Olho o benigno pesar que se enovela nas camadas de névoa. O rio escondeu-se, sob suspeita de não se dar a mostrar para o que remanesce do dia. As pessoas prosseguem o seu viandar, indiferentes. Podiam preencher uma caderneta sem critério, se a atenção não estivesse noutra sentinela.
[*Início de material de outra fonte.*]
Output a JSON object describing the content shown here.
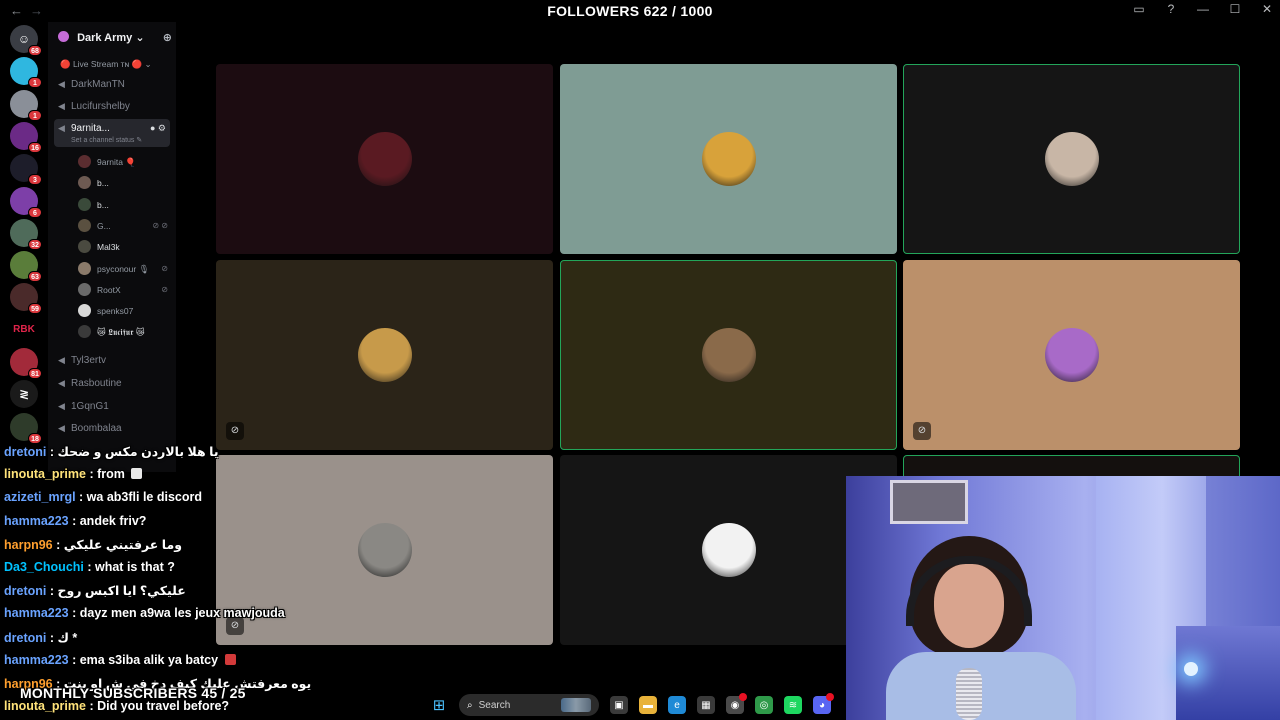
{
  "overlay": {
    "followers": "FOLLOWERS 622 / 1000",
    "subscribers": "MONTHLY SUBSCRIBERS 45 / 25"
  },
  "window": {
    "back_glyph": "←",
    "forward_glyph": "→",
    "controls": [
      "▭",
      "?",
      "—",
      "☐",
      "✕"
    ]
  },
  "rail": {
    "servers": [
      {
        "badge": "68",
        "color": "#3a3d44",
        "glyph": "☺"
      },
      {
        "badge": "1",
        "color": "#2fb7e0",
        "glyph": ""
      },
      {
        "badge": "1",
        "color": "#8a8f98",
        "glyph": ""
      },
      {
        "badge": "16",
        "color": "#6b2a86",
        "glyph": ""
      },
      {
        "badge": "3",
        "color": "#1d1d2a",
        "glyph": ""
      },
      {
        "badge": "6",
        "color": "#7d3fa8",
        "glyph": ""
      },
      {
        "badge": "32",
        "color": "#4f6b5a",
        "glyph": ""
      },
      {
        "badge": "63",
        "color": "#5a7d3a",
        "glyph": ""
      },
      {
        "badge": "59",
        "color": "#4a2a2a",
        "glyph": ""
      },
      {
        "badge": "",
        "color": "#000000",
        "glyph": "RBK"
      },
      {
        "badge": "81",
        "color": "#a22a3a",
        "glyph": ""
      },
      {
        "badge": "",
        "color": "#1a1a1a",
        "glyph": "≷"
      },
      {
        "badge": "18",
        "color": "#2e3b2a",
        "glyph": ""
      }
    ]
  },
  "sidebar": {
    "guild_name": "Dark Army",
    "guild_chevron": "⌄",
    "invite_icon": "⊕",
    "category": "🔴 Live Stream ᴛɴ 🔴 ⌄",
    "channels_top": [
      "DarkManTN",
      "Lucifurshelby"
    ],
    "active_channel": {
      "name": "9arnita...",
      "controls": "● ⚙",
      "status": "Set a channel status ✎"
    },
    "members": [
      {
        "name": "9arnita 🎈",
        "color": "#5b2d30",
        "flags": "",
        "bold": false
      },
      {
        "name": "b...",
        "color": "#6d5a52",
        "flags": "",
        "bold": true
      },
      {
        "name": "b...",
        "color": "#3a4a3a",
        "flags": "",
        "bold": true
      },
      {
        "name": "G...",
        "color": "#5a5040",
        "flags": "⊘ ⊘",
        "bold": false
      },
      {
        "name": "Mal3k",
        "color": "#4a4a40",
        "flags": "",
        "bold": true
      },
      {
        "name": "psyconour 🎙",
        "color": "#8a7a6a",
        "flags": "⊘",
        "bold": false
      },
      {
        "name": "RootX",
        "color": "#6a6a6a",
        "flags": "⊘",
        "bold": false
      },
      {
        "name": "spenks07",
        "color": "#d8d8d8",
        "flags": "",
        "bold": false
      },
      {
        "name": "😿 𝕷𝖚𝖈𝖎𝖋𝖚𝖗 😿",
        "color": "#3a3a3a",
        "flags": "",
        "bold": true
      }
    ],
    "channels_bottom": [
      "Tyl3ertv",
      "Rasboutine",
      "1GqnG1",
      "Boombalaa"
    ]
  },
  "grid": {
    "tiles": [
      {
        "bg": "#1c0c11",
        "avatar": "#5a1a22",
        "speaking": false,
        "muted": false
      },
      {
        "bg": "#7f9c94",
        "avatar": "#d8a23a",
        "speaking": false,
        "muted": false
      },
      {
        "bg": "#151515",
        "avatar": "#c8b6a6",
        "speaking": true,
        "muted": false
      },
      {
        "bg": "#2b2418",
        "avatar": "#c79a4a",
        "speaking": false,
        "muted": true
      },
      {
        "bg": "#2e2a14",
        "avatar": "#8a6a4a",
        "speaking": true,
        "muted": false
      },
      {
        "bg": "#bb906a",
        "avatar": "#a86ac8",
        "speaking": false,
        "muted": true
      },
      {
        "bg": "#9a918b",
        "avatar": "#8a8884",
        "speaking": false,
        "muted": true
      },
      {
        "bg": "#151515",
        "avatar": "#f2f2f2",
        "speaking": false,
        "muted": false
      },
      {
        "bg": "#14100e",
        "avatar": "",
        "speaking": true,
        "muted": false
      }
    ],
    "mute_glyph": "⊘"
  },
  "chat": {
    "messages": [
      {
        "user": "dretoni",
        "color": "#6aa3ff",
        "text": " : يا هلا بالاردن مكس و ضحك",
        "emote": ""
      },
      {
        "user": "linouta_prime",
        "color": "#ffe37a",
        "text": " : from ",
        "emote": "#e8e8e8"
      },
      {
        "user": "azizeti_mrgl",
        "color": "#6aa3ff",
        "text": " : wa ab3fli le discord",
        "emote": ""
      },
      {
        "user": "hamma223",
        "color": "#6aa3ff",
        "text": " : andek friv?",
        "emote": ""
      },
      {
        "user": "harpn96",
        "color": "#ff9f2e",
        "text": " : وما عرفتيني عليكي",
        "emote": ""
      },
      {
        "user": "Da3_Chouchi",
        "color": "#00c2ff",
        "text": " : what is that ?",
        "emote": ""
      },
      {
        "user": "dretoni",
        "color": "#6aa3ff",
        "text": " : عليكي؟ ايا اكبس روح",
        "emote": ""
      },
      {
        "user": "hamma223",
        "color": "#6aa3ff",
        "text": " : dayz men a9wa les jeux mawjouda",
        "emote": ""
      },
      {
        "user": "dretoni",
        "color": "#6aa3ff",
        "text": " : ك *",
        "emote": ""
      },
      {
        "user": "hamma223",
        "color": "#6aa3ff",
        "text": " : ema s3iba alik ya batcy ",
        "emote": "#d33a3a"
      },
      {
        "user": "harpn96",
        "color": "#ff9f2e",
        "text": " : يوه معرفتش عليك كيف دخ في ش او بنت",
        "emote": ""
      },
      {
        "user": "linouta_prime",
        "color": "#ffe37a",
        "text": " : Did you travel before?",
        "emote": ""
      }
    ]
  },
  "taskbar": {
    "start_glyph": "⊞",
    "search_placeholder": "Search",
    "search_glyph": "⌕",
    "apps": [
      {
        "name": "task-view",
        "color": "#3a3a3a",
        "glyph": "▣"
      },
      {
        "name": "file-explorer",
        "color": "#e8b23a",
        "glyph": "▬"
      },
      {
        "name": "edge",
        "color": "#1f8ad6",
        "glyph": "e"
      },
      {
        "name": "store",
        "color": "#3a3a3a",
        "glyph": "▦"
      },
      {
        "name": "app-extra",
        "color": "#4a4a4a",
        "glyph": "◉"
      },
      {
        "name": "chrome",
        "color": "#2f9a4a",
        "glyph": "◎"
      },
      {
        "name": "spotify",
        "color": "#1ed760",
        "glyph": "≋"
      },
      {
        "name": "discord",
        "color": "#5865f2",
        "glyph": "◕"
      }
    ]
  }
}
As setas nas ruas seguem outro critério. Combinam com a toponímia – disse uma vez, em arroubo meio poético, o edil. Agora que passou tanto tempo, diz-se que o outrora edil passeia a decadência pelas ruas da cidade, sem dirigir a palavra a vivalma. Ninguém prestava atenção à decadência do lúgubre homem, que se recusava a ficar preso dentro de casa e arrastava a solidão pelas ruas que (dizia-se, não sem exagero) que já foram seu domínio. O inapelável sofrimento alheio não é da lavra dos que dele são testemunhas. As ruas pareciam emagrecer por osmose com a magreza do velho homem. Ou era do efeito do nevoeiro persistente, que deitava um pouco de noite sobre a luz diurna.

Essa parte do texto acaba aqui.